I am older now than they in these memories, and cannot believe I am denying my son the rawness of this imagery. I am raising a person who will be completely unlike me in all the ways that count, and wonder if he'll be worse for it.
Not better, no. The imagery is fine, looking out the window as I ride between rests.
“Ain't a lot of boys wear berets around here.”
“Ain't from around here.”
“Ball caps, mostly. People might think you're different.”
“Good christ, I hope so.”
4 comments:
Get OUT of my HEAD!!! Just two minutes before reading this, I told a friend that my daughter is me without the baggage of a disabled sister and a strict german father. When I look at her I see who I could have been without anger and fear. But then, but then, but then. . .
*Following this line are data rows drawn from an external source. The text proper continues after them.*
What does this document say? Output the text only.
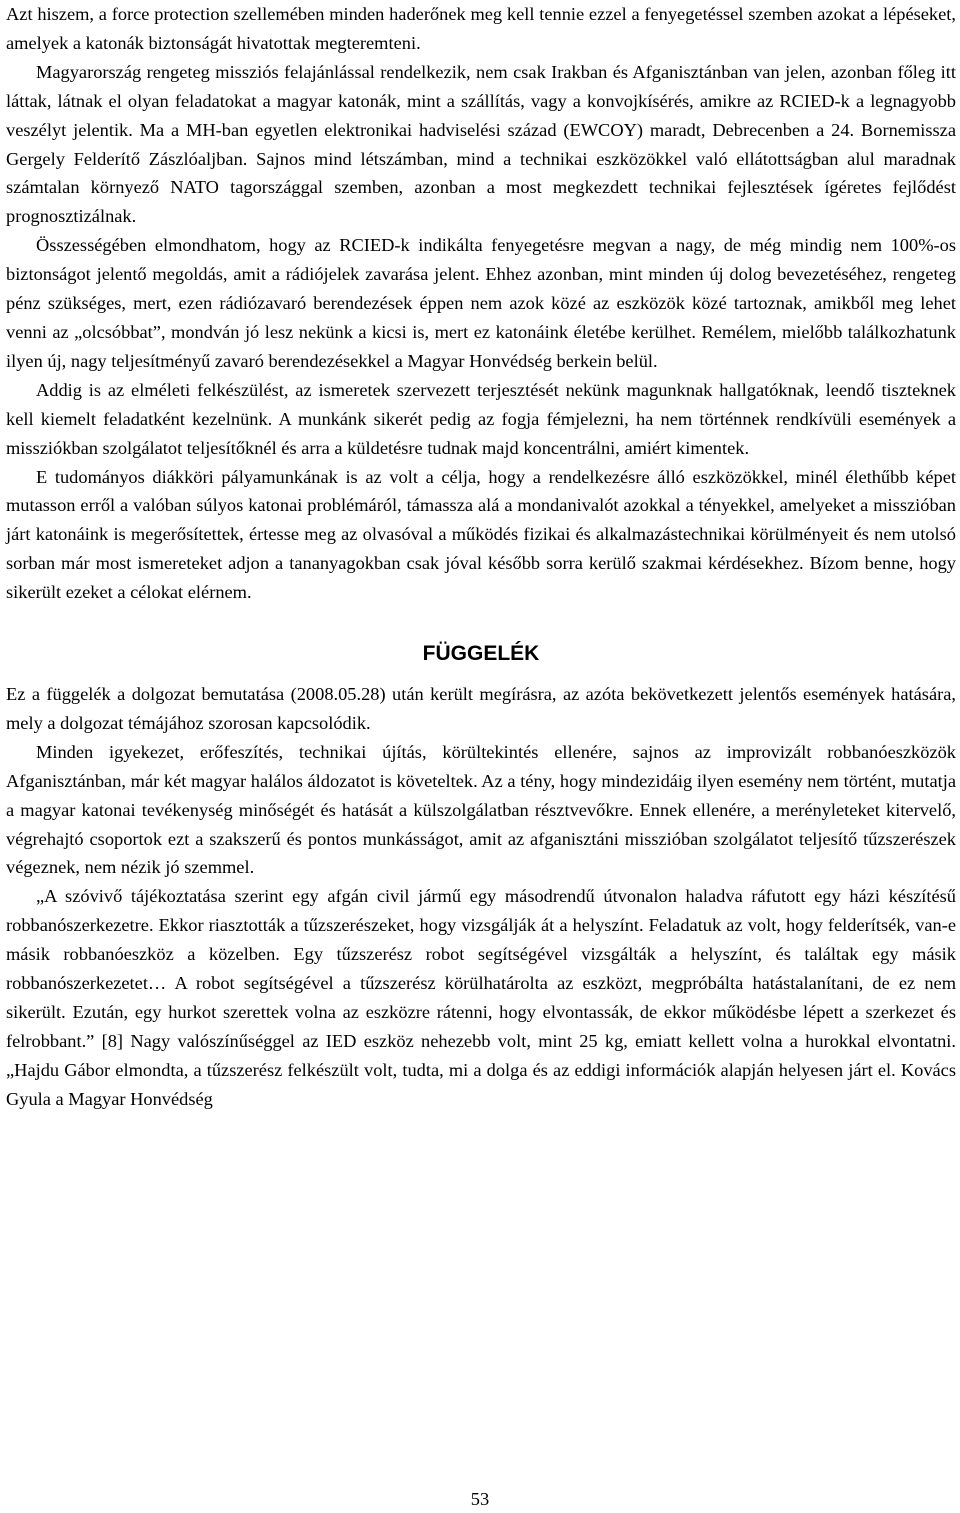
Azt hiszem, a force protection szellemében minden haderőnek meg kell tennie ezzel a fenyegetéssel szemben azokat a lépéseket, amelyek a katonák biztonságát hivatottak megteremteni.

Magyarország rengeteg missziós felajánlással rendelkezik, nem csak Irakban és Afganisztánban van jelen, azonban főleg itt láttak, látnak el olyan feladatokat a magyar katonák, mint a szállítás, vagy a konvojkísérés, amikre az RCIED-k a legnagyobb veszélyt jelentik. Ma a MH-ban egyetlen elektronikai hadviselési század (EWCOY) maradt, Debrecenben a 24. Bornemissza Gergely Felderítő Zászlóaljban. Sajnos mind létszámban, mind a technikai eszközökkel való ellátottságban alul maradnak számtalan környező NATO tagországgal szemben, azonban a most megkezdett technikai fejlesztések ígéretes fejlődést prognosztizálnak.

Összességében elmondhatom, hogy az RCIED-k indikálta fenyegetésre megvan a nagy, de még mindig nem 100%-os biztonságot jelentő megoldás, amit a rádiójelek zavarása jelent. Ehhez azonban, mint minden új dolog bevezetéséhez, rengeteg pénz szükséges, mert, ezen rádiózavaró berendezések éppen nem azok közé az eszközök közé tartoznak, amikből meg lehet venni az „olcsóbbat”, mondván jó lesz nekünk a kicsi is, mert ez katonáink életébe kerülhet. Remélem, mielőbb találkozhatunk ilyen új, nagy teljesítményű zavaró berendezésekkel a Magyar Honvédség berkein belül.

Addig is az elméleti felkészülést, az ismeretek szervezett terjesztését nekünk magunknak hallgatóknak, leendő tiszteknek kell kiemelt feladatként kezelnünk. A munkánk sikerét pedig az fogja fémjelezni, ha nem történnek rendkívüli események a missziókban szolgálatot teljesítőknél és arra a küldetésre tudnak majd koncentrálni, amiért kimentek.

E tudományos diákköri pályamunkának is az volt a célja, hogy a rendelkezésre álló eszközökkel, minél élethűbb képet mutasson erről a valóban súlyos katonai problémáról, támassza alá a mondanivalót azokkal a tényekkel, amelyeket a misszióban járt katonáink is megerősítettek, értesse meg az olvasóval a működés fizikai és alkalmazástechnikai körülményeit és nem utolsó sorban már most ismereteket adjon a tananyagokban csak jóval később sorra kerülő szakmai kérdésekhez. Bízom benne, hogy sikerült ezeket a célokat elérnem.

FÜGGELÉK

Ez a függelék a dolgozat bemutatása (2008.05.28) után került megírásra, az azóta bekövetkezett jelentős események hatására, mely a dolgozat témájához szorosan kapcsolódik.

Minden igyekezet, erőfeszítés, technikai újítás, körültekintés ellenére, sajnos az improvizált robbanóeszközök Afganisztánban, már két magyar halálos áldozatot is követeltek. Az a tény, hogy mindezidáig ilyen esemény nem történt, mutatja a magyar katonai tevékenység minőségét és hatását a külszolgálatban résztvevőkre. Ennek ellenére, a merényleteket kitervelő, végrehajtó csoportok ezt a szakszerű és pontos munkásságot, amit az afganisztáni misszióban szolgálatot teljesítő tűzszerészek végeznek, nem nézik jó szemmel.

„A szóvivő tájékoztatása szerint egy afgán civil jármű egy másodrendű útvonalon haladva ráfutott egy házi készítésű robbanószerkezetre. Ekkor riasztották a tűzszerészeket, hogy vizsgálják át a helyszínt. Feladatuk az volt, hogy felderítsék, van-e másik robbanóeszköz a közelben. Egy tűzszerész robot segítségével vizsgálták a helyszínt, és találtak egy másik robbanószerkezetet… A robot segítségével a tűzszerész körülhatárolta az eszközt, megpróbálta hatástalanítani, de ez nem sikerült. Ezután, egy hurkot szerettek volna az eszközre rátenni, hogy elvontassák, de ekkor működésbe lépett a szerkezet és felrobbant.” [8] Nagy valószínűséggel az IED eszköz nehezebb volt, mint 25 kg, emiatt kellett volna a hurokkal elvontatni. „Hajdu Gábor elmondta, a tűzszerész felkészült volt, tudta, mi a dolga és az eddigi információk alapján helyesen járt el. Kovács Gyula a Magyar Honvédség

53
is it wrong to wish upon our children that they be better, newer, brighter and smarter than we are? does evolution work this way?
i am still too busy wishing that I will be better, newer, brighter and smarter. the kids better wait their turn, goddammit!
This? This is perfect. I love this post. I want to marry it and make it happy for the rest of its life. (Which, should be approximately 1 or 2 days, which, is about the duration of my willpower anyway, so it should work out just great.)
Dude. That is pretty much how I feel when I look at my nieces.
Except you said it better than I could, which, to be honest, kind of makes me hate you. But in a highly complimentary way.